Devans99 January 08, 2020 at 18:53 #369824
Quoting aletheist
Not when all the bananas are stipulated as identical.


But the mass of the sequence must have changed. But the maths says the sequence is identical so it has the same mass. So its a contradiction.

Quoting aletheist
It is possible to change something in one respect without changing it in another respect. If I peel a banana, it is still the same banana, even though I have changed it in one respect.


A peeled banana is no longer identical to a non-peeled banana.

Quoting aletheist
I honestly do not see what there is to explain. Do you not know the difference between the hypothetical and the actual?


I assume by hypothetical you mean the imaginary structure of actual infinity in our minds? But hypothetical means it might or might not be true. In this case, it cannot be true. It is impossible to actualise infinity in the mind; just dreaming illogically about it is as close as we can get.

I think of actual infinity as both a logical concept and something that could apply to reality. But it is illogical so it can exist only in our minds (where the impossible is possible) and reality is logical so it cannot exist in reality.

If you don't like my proof actual infinity is impossible, how about this reductio ad absurdum proof:

https://en.wikipedia.org/wiki/Ross–Littlewood_paradox

So there are 9n balls in the bag for each finite step.

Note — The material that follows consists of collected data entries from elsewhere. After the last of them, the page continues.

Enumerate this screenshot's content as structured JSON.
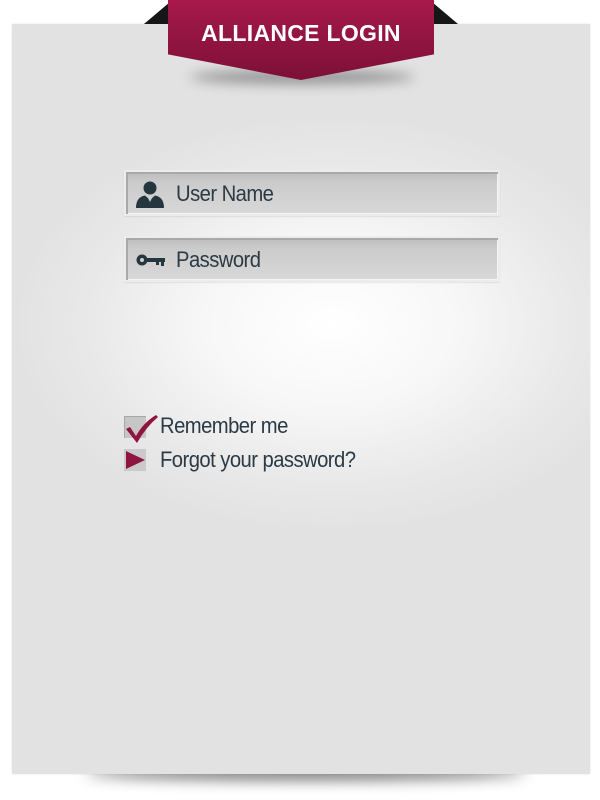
{
  "banner": {
    "title": "ALLIANCE LOGIN"
  },
  "form": {
    "username": {
      "placeholder": "User Name",
      "icon": "user-icon"
    },
    "password": {
      "placeholder": "Password",
      "icon": "key-icon"
    }
  },
  "options": {
    "remember_label": "Remember me",
    "remember_checked": true,
    "forgot_label": "Forgot your password?"
  },
  "colors": {
    "accent": "#8f1440",
    "text": "#2b3a44",
    "icon": "#25363f",
    "card": "#ebebeb"
  }
}
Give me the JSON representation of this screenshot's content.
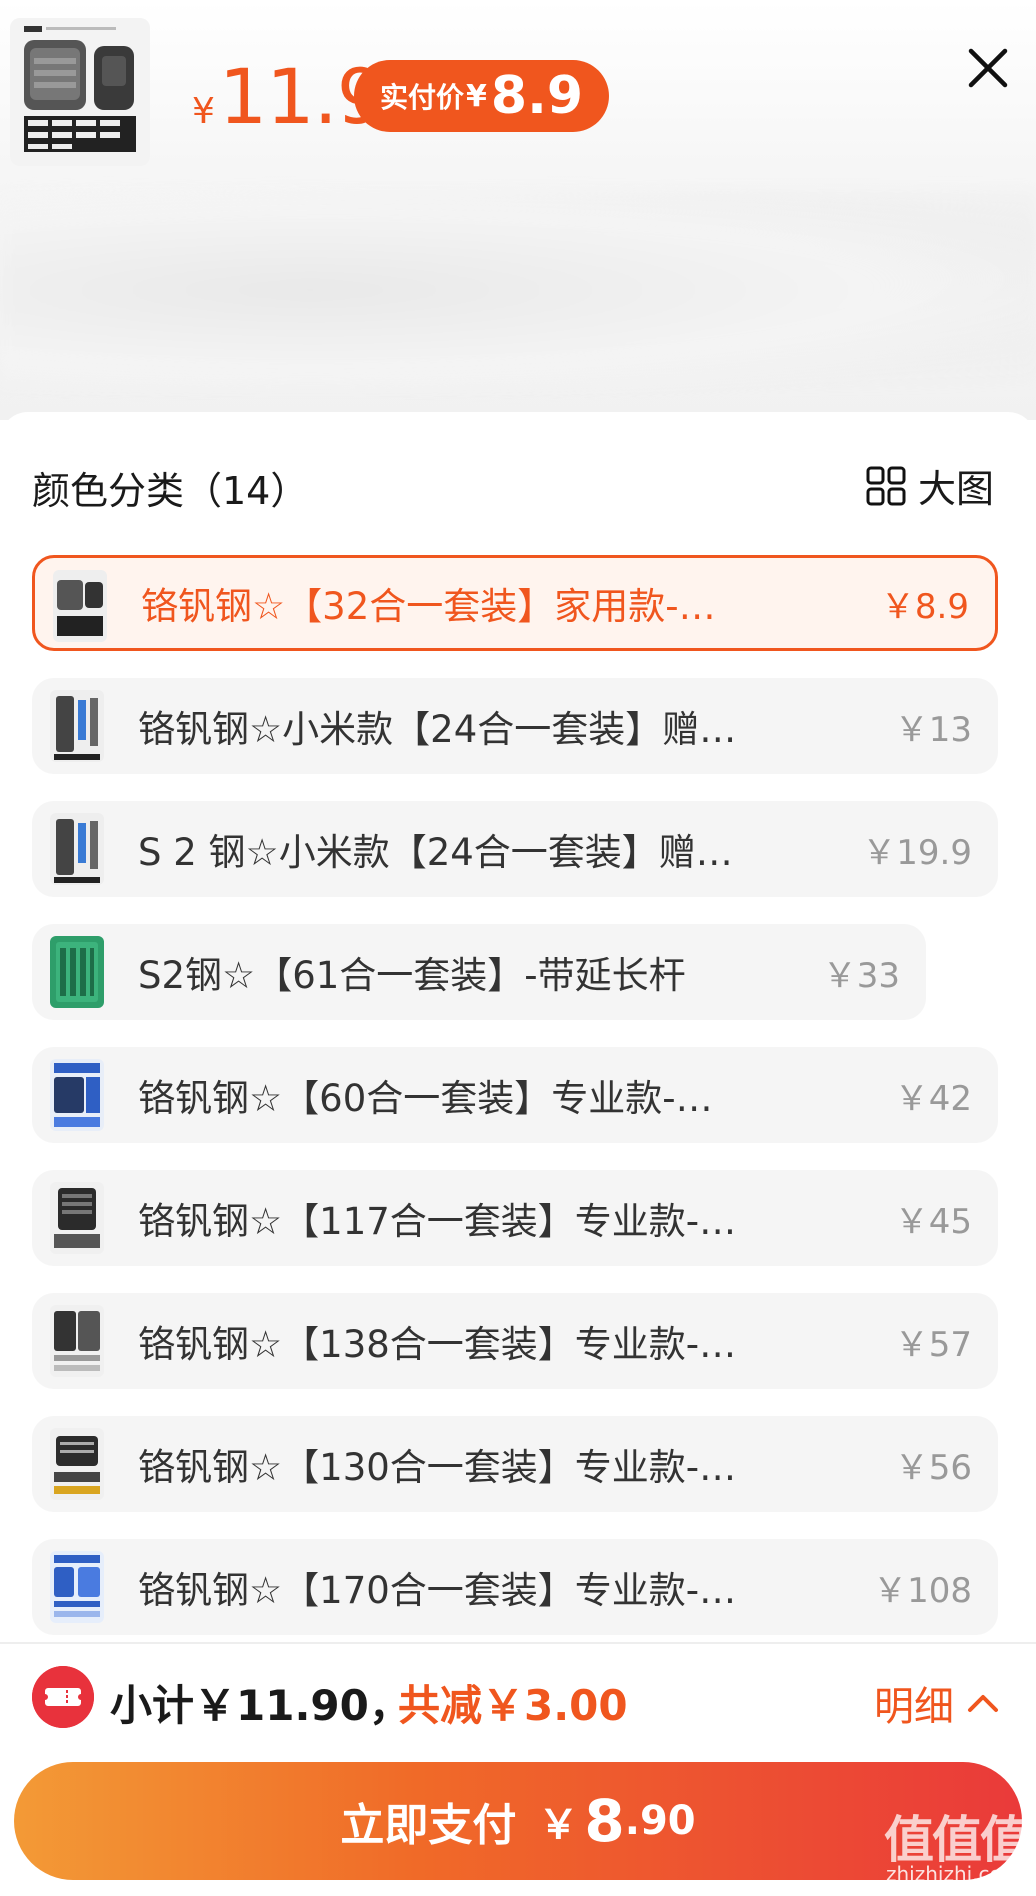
{
  "header": {
    "price_currency": "¥",
    "price_value": "11.9",
    "actual_label": "实付价",
    "actual_currency": "¥",
    "actual_value": "8.9",
    "close_icon": "close-icon"
  },
  "section": {
    "title": "颜色分类（14）",
    "big_image_label": "大图",
    "big_image_icon": "grid-icon"
  },
  "options": [
    {
      "name": "铬钒钢☆【32合一套装】家用款-…",
      "price": "￥8.9",
      "selected": true
    },
    {
      "name": "铬钒钢☆小米款【24合一套装】赠…",
      "price": "￥13",
      "selected": false
    },
    {
      "name": "S 2 钢☆小米款【24合一套装】赠…",
      "price": "￥19.9",
      "selected": false
    },
    {
      "name": "S2钢☆【61合一套装】-带延长杆",
      "price": "￥33",
      "selected": false
    },
    {
      "name": "铬钒钢☆【60合一套装】专业款-…",
      "price": "￥42",
      "selected": false
    },
    {
      "name": "铬钒钢☆【117合一套装】专业款-…",
      "price": "￥45",
      "selected": false
    },
    {
      "name": "铬钒钢☆【138合一套装】专业款-…",
      "price": "￥57",
      "selected": false
    },
    {
      "name": "铬钒钢☆【130合一套装】专业款-…",
      "price": "￥56",
      "selected": false
    },
    {
      "name": "铬钒钢☆【170合一套装】专业款-…",
      "price": "￥108",
      "selected": false
    }
  ],
  "footer": {
    "subtotal": "小计￥11.90，",
    "reduce": "共减￥3.00",
    "detail_label": "明细",
    "pay_label": "立即支付",
    "pay_currency": "￥",
    "pay_big": "8",
    "pay_small": ".90"
  },
  "watermark": {
    "text": "值值值",
    "sub": "zhizhizhi.com"
  },
  "colors": {
    "accent": "#f0561e",
    "coupon": "#e8323c"
  }
}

There are 0 balls in the bag after actually infinite steps. An infinite number of steps is just the sum of the actions of the finite steps and none of the finite steps result in 0 balls in the bag. Reductio ad absurdum. Actual infinity is logically impossible.
aletheist January 08, 2020 at 19:33 #369834
Quoting Devans99
But the mass of the sequence must have changed.

A sequence has no mass, since it is a mathematical concept, not anything physical. An actual collection of bananas would have mass, but it would necessarily be finite, such that adding a banana would indeed add mass.

Quoting Devans99
But the maths says the sequence is identical so it has the same mass. So its a contradiction.

You have made it clear that you reject the established mathematics of (hypothetical) infinite collections, but please stop pretending that there is no such mathematics, or that it cannot be different from the more familiar mathematics of (actual) finite collections.

Quoting Devans99
A peeled banana is no longer identical to a non-peeled banana.

It is no longer identical in one respect--whether it is peeled--but it is still identical in others. For example, it is still a banana, and most people would even say that it is still the same banana.

Quoting Devans99
I assume by hypothetical you mean the imaginary structure of actual infinity in our minds?

"Imaginary structure of actual infinity"? Now that is a contradiction.

Quoting Devans99
But hypothetical means it might or might not be true.

Hypothetical means logically possible, not necessarily true or even metaphysically possible. A hypothetically infinite collection or sequence is logically possible, while an actually infinite collection or sequence is metaphysically impossible.